Agriculture as a livelihood

According to estimates, agriculture provides a livelihood for 86% of rural populations. It employs 1.3 billion smallholders and landless rural people, it provides a "social protection funded by the firm" when shocks occur in urban spaces, and is the foundation of rural communities viable. Of the 5.5 billion people in the developing world, 3 billion, almost half of humanity, live in rural areas, an estimated 2.5 billion of them are members of households engaged in agricultural activities and $ 1.5 billion belongs to households of small farmers.

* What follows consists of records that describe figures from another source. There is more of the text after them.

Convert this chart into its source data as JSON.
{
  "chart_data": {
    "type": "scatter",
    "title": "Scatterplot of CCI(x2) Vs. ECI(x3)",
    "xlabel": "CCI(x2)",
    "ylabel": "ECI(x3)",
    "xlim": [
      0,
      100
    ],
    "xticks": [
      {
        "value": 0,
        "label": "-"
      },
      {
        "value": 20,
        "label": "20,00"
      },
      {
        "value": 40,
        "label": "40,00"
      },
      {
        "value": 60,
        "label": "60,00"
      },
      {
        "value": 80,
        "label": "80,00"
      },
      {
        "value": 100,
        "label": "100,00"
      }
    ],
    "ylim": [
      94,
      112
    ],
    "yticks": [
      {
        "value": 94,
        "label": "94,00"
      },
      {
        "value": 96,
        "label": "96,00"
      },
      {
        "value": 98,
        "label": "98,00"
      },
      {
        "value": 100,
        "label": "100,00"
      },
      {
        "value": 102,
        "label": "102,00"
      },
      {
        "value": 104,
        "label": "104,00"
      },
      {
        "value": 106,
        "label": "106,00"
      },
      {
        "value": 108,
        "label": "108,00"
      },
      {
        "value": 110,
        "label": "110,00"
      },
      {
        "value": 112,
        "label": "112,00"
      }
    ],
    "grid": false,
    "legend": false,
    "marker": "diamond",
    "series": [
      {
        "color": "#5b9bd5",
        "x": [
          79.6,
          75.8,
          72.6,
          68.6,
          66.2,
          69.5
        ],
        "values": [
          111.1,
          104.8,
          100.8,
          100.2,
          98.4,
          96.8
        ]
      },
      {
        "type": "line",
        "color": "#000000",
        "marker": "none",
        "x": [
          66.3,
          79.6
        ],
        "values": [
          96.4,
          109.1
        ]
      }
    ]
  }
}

  • While 75% of the world's poor live in rural areas, only 4% of official development assistance goes to agriculture in developing countries.
  • In sub-Saharan Africa, a region heavily dependent on agriculture for its growth, public spending for agriculture accounts for only 4% of total public expenditure and tax burden is relatively heavy in this sector.
  • For the poorest people, GDP growth determined contributes about four times more effective at reducing poverty when the increase comes from agriculture and not in another.

Agriculture, if it does not much to a country like Senegal, occupies the majority of the population and all of them in rural areas (70% of Senegalese are farmers or ranchers). Thus, ten million, nearly seven are farmers. Eleven million over five live in rural areas. Of the 200,000 km2 of the country, more than 80,000 are directly and permanently dedicated to agricultural activity, and around 60,000 to pastoral activity.

Agriculture is an important sector of the economy, it should be promoted more by a capacity and skills of producers. The first priority is to create conditions so that farmers and ranchers improve their production capacity both in quality and quantity where appropriate in order to satisfy their basic needs. The development of agro-pastoral and competitive pay, promotion of employment related to production or processing, will enable the rural world to meet its basic needs for food, health and education.

Improving the situation of children and rural women participating in large part to the creation of wealth will be promoted through educational training and learning of Information Technology and Communication.